Having a “ready response” for various common situations staff encounter in the workplace prevents that familiar feeling we have an hour later, thinking, “Gee, I should have said this or that.” It takes practice to have some “canned” responses ready for action. Ready responses can cut back on gossiping by stopping the promoter of the gossip dead in their tracks and allow for a re-focus on work-related tasks.
It’s not a cure-all, but food for thought.
A: That is a great response! I think all units experience the same issues when the schedule is low. Sad thing is we worry about how the physicians act and don’t recognize how we impact one another.
A: If you come up with something, pass it on. This seems to be a universal problem. You certainly can’t stop staff from communicating with each other, however, maybe giving them tasks to complete will help. There’s always something that needs to be done in the OR.
A: The staff needs projects to do, otherwise idle minds have time for belittlement and gossip. Of course you can’t stop people from talking
A: One of my nurse educator colleagues decided to adopt a program using a code word if someone was either unprofessional or using gossip. She was from the south, so her unit used the word “moonpie” to help her staff identify when a line had been crossed. It became a humorous way to redirect her staff. The signal word worked well in her unit.
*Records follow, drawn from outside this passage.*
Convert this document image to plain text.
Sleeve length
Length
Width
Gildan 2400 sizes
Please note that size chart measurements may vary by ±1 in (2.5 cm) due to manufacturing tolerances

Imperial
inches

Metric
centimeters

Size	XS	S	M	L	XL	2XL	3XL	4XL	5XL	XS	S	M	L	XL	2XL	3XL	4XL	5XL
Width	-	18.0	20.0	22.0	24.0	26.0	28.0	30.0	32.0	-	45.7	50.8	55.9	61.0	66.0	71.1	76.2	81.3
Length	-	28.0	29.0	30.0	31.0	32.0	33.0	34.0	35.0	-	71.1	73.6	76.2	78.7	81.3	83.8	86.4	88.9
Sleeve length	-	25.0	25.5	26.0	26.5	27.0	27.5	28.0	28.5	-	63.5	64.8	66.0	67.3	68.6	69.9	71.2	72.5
A: Great idea! Thanks for sharing.
Q: Is OB ACLS Recommended?
A: Yes, in our institution.
A: All my PACU nurses are ACLS certified for all patients.
A: Yes, at Onslow Memorial Hospital it is required.
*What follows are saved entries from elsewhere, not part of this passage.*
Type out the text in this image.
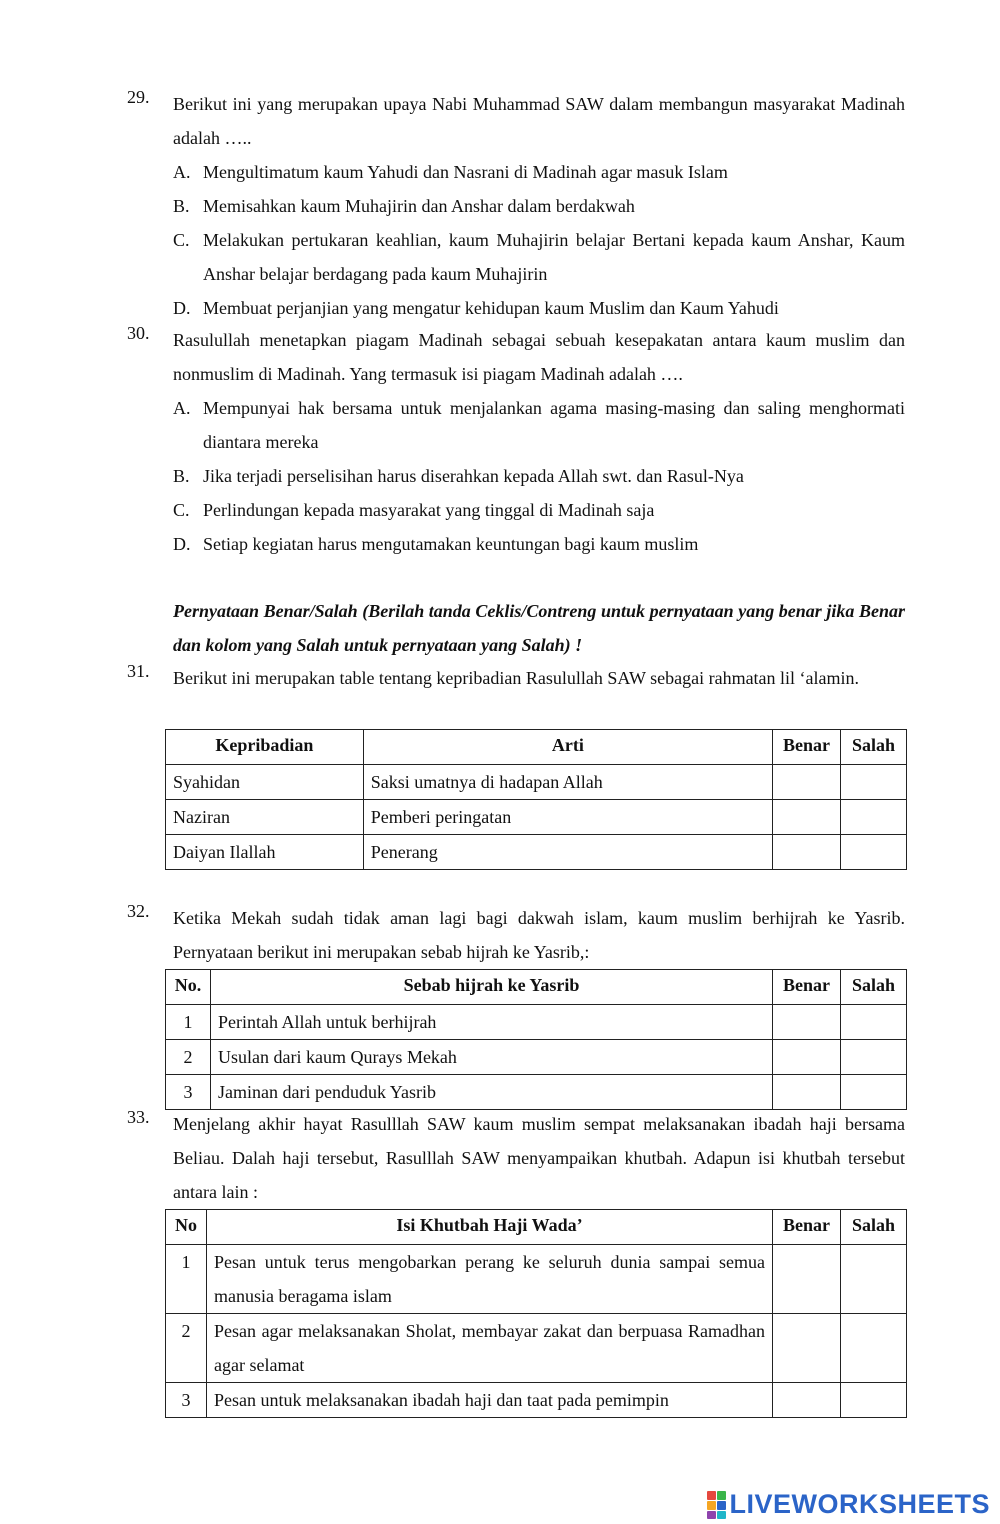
29.	Berikut ini yang merupakan upaya Nabi Muhammad SAW dalam membangun masyarakat Madinah adalah …..

A. Mengultimatum kaum Yahudi dan Nasrani di Madinah agar masuk Islam
B. Memisahkan kaum Muhajirin dan Anshar dalam berdakwah
C. Melakukan pertukaran keahlian, kaum Muhajirin belajar Bertani kepada kaum Anshar, Kaum Anshar belajar berdagang pada kaum Muhajirin
D. Membuat perjanjian yang mengatur kehidupan kaum Muslim dan Kaum Yahudi
30.	Rasulullah menetapkan piagam Madinah sebagai sebuah kesepakatan antara kaum muslim dan nonmuslim di Madinah. Yang termasuk isi piagam Madinah adalah ….

A. Mempunyai hak bersama untuk menjalankan agama masing-masing dan saling menghormati diantara mereka
B. Jika terjadi perselisihan harus diserahkan kepada Allah swt. dan Rasul-Nya
C. Perlindungan kepada masyarakat yang tinggal di Madinah saja
D. Setiap kegiatan harus mengutamakan keuntungan bagi kaum muslim
Pernyataan Benar/Salah (Berilah tanda Ceklis/Contreng untuk pernyataan yang benar jika Benar dan kolom yang Salah untuk pernyataan yang Salah) !
31.	Berikut ini merupakan table tentang kepribadian Rasulullah SAW sebagai rahmatan lil ‘alamin.

Kepribadian	Arti	Benar	Salah
Syahidan	Saksi umatnya di hadapan Allah		
Naziran	Pemberi peringatan		
Daiyan Ilallah	Penerang		
32.	Ketika Mekah sudah tidak aman lagi bagi dakwah islam, kaum muslim berhijrah ke Yasrib. Pernyataan berikut ini merupakan sebab hijrah ke Yasrib,:

No.	Sebab hijrah ke Yasrib	Benar	Salah
1	Perintah Allah untuk berhijrah		
2	Usulan dari kaum Qurays Mekah		
3	Jaminan dari penduduk Yasrib		
33.	Menjelang akhir hayat Rasulllah SAW kaum muslim sempat melaksanakan ibadah haji bersama Beliau. Dalah haji tersebut, Rasulllah SAW menyampaikan khutbah. Adapun isi khutbah tersebut antara lain :

No	Isi Khutbah Haji Wada’	Benar	Salah
1	Pesan untuk terus mengobarkan perang ke seluruh dunia sampai semua manusia beragama islam		
2	Pesan agar melaksanakan Sholat, membayar zakat dan berpuasa Ramadhan agar selamat		
3	Pesan untuk melaksanakan ibadah haji dan taat pada pemimpin		
LIVEWORKSHEETS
A: We do the C-sections in the OR. I require all the OR, PACU and ASU staff to be ACLS and PALS. You never know when you might need it. You also have a child with the section. We also are NRP.
A: All my OR and PACU nurses are ACLS certified.
A: We don’t do OB, but every RN in the surgery/PACU is required to be ACLS and PALS certified.
A: In my experiences, ACLS for all peri-op and maternal health RNs is required.
A: Our hospital does not require that PACU or L&D nurses be ACLS certified. However, it would be up to each facility to determine this and include it in their policy.
A: For clarification, the question is referring to “ACLS-OB.” It is a slightly different approach to the traditional ACLS, including an additional 6 hours of OB focus. I’m not personally familiar with the program or how popular it’s becoming (or not), but an online search will yield additional information. I found one website with references to St. Luke’s Hospital in Boise, Idaho, as being the founder of the program and also found other sites with conflicting information as to whether or not the program is endorsed by the AHA.
Endoscopy Procedures and Clothes
It is understandable that some patients are uncomfortable without their clothes on. It is also extremely difficult to do a colonoscopy on a patient that has shorts on, not to mention a cystoscopy. Is it acceptable to have patients keep their clothes on for endoscopy procedures? Of course not their pants, shorts, or underwear for colonoscopies. If a patient is not doing well, clothes can hinder rapid assessment of certain things. For example, it is challenging to locate a dislodged EKG wire under someone’s clothes? While trying to be patient friendly, are we doing more harm than good?
A: You also need to think about infection control with them wearing their own clothing into the suite.
A: We have our patients remove their clothing for endoscopies. It is more sanitary as well as safer.